Some are particularly irrelevant. When he crosses paths with a herd of elephants and gets a hug from a giant python voiced by Scarlett Johansson, the animals look stunning, but their cameos don’t serve any purpose except to nod to the equivalent segments from 1967. More enjoyable is Mowgli’s skirmish with King Louie (Christopher Walken), a mountainous ape who is depicted as a cross between two Marlon Brando characters, Vito Corleone and Colonel Kurtz. And it is, inevitably, a delight to hear Bill Murray’s hepcat drawl coming from a conniving sloth bear, Baloo.
But not even these perfectly cast sections have much to do with Shere Khan and the threat to Mowgli’s wolf pack. Besides, as understandable as it is that Favreau should include the cartoon’s two best songs, The Bare Necessities and I Wan’na Be Like You, it would be over-generous to say that Murray and Walken actually sing them, as opposed to bellowing along enthusiastically to the music.

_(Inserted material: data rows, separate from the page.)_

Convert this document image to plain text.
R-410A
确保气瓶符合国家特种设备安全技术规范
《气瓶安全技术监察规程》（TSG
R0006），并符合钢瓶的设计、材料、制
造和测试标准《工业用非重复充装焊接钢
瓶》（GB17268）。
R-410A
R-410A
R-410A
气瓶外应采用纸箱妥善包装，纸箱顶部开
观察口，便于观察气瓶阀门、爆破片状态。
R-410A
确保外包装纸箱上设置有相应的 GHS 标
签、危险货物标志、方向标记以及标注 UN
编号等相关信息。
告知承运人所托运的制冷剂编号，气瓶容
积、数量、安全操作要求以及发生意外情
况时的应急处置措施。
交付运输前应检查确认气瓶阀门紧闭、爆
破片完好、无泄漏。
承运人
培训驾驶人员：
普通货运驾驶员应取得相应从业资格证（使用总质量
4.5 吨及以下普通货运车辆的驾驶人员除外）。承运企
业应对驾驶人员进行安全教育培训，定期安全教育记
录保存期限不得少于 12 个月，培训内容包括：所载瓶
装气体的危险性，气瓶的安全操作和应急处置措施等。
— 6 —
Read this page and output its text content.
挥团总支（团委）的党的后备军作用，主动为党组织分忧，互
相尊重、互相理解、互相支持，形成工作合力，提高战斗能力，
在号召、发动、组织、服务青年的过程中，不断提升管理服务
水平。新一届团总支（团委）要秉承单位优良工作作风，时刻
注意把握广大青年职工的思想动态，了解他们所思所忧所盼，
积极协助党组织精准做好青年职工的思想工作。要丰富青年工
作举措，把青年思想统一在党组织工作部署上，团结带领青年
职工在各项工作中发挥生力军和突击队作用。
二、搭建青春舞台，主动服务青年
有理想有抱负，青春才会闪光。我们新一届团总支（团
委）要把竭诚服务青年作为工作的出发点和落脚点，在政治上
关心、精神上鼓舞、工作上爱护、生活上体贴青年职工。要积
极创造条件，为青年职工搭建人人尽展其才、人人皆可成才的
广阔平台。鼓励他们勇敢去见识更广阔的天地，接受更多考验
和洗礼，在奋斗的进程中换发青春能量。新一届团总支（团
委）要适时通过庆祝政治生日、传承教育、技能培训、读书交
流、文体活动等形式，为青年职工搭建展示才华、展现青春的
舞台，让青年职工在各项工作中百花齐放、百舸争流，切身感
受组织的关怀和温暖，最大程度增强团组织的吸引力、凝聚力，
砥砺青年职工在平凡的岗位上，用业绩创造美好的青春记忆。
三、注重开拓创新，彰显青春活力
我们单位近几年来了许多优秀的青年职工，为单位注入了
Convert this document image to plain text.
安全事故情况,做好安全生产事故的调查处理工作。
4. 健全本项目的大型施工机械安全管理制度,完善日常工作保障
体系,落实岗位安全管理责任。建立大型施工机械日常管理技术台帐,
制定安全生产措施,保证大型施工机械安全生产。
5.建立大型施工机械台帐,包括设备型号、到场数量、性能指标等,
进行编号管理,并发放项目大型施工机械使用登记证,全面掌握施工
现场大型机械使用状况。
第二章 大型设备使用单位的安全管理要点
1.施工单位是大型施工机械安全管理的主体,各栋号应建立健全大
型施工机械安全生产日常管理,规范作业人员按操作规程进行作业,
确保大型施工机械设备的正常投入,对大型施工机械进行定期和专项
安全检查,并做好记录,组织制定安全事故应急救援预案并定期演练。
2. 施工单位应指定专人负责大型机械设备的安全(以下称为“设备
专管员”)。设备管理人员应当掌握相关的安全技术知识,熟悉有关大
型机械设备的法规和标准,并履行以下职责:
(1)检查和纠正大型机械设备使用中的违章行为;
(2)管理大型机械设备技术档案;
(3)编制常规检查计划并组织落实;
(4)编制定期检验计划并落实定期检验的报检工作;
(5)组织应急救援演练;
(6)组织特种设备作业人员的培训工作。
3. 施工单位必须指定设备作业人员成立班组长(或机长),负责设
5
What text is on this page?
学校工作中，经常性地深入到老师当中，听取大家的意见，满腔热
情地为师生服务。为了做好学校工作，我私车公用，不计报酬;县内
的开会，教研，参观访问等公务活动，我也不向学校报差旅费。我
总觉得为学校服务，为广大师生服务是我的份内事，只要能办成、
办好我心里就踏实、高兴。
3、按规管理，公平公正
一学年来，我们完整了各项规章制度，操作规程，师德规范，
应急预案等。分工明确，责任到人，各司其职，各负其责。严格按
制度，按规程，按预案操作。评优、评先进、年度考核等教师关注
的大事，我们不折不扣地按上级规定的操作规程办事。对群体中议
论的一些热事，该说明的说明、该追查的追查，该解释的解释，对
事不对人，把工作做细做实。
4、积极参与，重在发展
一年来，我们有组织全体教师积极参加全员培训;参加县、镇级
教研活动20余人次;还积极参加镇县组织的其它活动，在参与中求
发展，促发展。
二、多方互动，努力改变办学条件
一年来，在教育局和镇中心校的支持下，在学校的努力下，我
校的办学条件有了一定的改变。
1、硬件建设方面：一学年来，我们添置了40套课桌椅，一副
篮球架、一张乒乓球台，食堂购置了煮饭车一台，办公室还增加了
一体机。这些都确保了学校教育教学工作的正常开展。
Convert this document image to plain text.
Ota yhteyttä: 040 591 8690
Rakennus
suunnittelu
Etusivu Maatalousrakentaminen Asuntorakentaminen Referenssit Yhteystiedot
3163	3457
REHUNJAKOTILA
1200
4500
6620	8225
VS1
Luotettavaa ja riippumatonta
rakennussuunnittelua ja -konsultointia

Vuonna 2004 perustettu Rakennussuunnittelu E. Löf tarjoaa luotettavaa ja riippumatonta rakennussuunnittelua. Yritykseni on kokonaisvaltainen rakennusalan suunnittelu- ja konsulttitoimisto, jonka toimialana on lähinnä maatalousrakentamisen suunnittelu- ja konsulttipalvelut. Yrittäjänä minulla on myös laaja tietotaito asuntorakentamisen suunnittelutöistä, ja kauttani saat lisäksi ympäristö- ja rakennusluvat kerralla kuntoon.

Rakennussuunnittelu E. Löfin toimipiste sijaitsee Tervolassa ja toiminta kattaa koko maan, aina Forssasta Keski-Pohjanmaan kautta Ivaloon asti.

So what is the point of this spectacular but aimless nature ramble, apart from honouring Disney’s commitment to turning its cartoons into live-action films (Pete’s Dragon is next, then Beauty and the Beast)? As far as I can tell, it’s Favreau’s audition to direct a Star Wars instalment. There is a misty forest reminiscent of Yoda’s hideout in The Empire Strikes Back. There are woodcrafts inspired by the Ewoks in Return of the Jedi. There are CGI giants and wittering sidekicks aplenty. Most Star Wars-y of all, there are scarred villains who chase our young hero around shadowy chambers while booming, “Use the red flower on me like your father did!” And, “We could rule the jungle together!” Essentially, Louie and Shere Khan are tempting Mowgli to come over to the Dark Side.
The other Star Wars-like facet, alas, is that Mowgli is almost as irritating as Anakin was in The Phantom Menace. It’s not the actor’s fault. It’s more that he has to say, “You’re kinda cute, I guess,” and “I’m done running from you,” with an all-American sickliness that isn’t derived from either the Kipling stories or the 1967 cartoon. There were times during The Jungle Book when I was rooting for the tiger.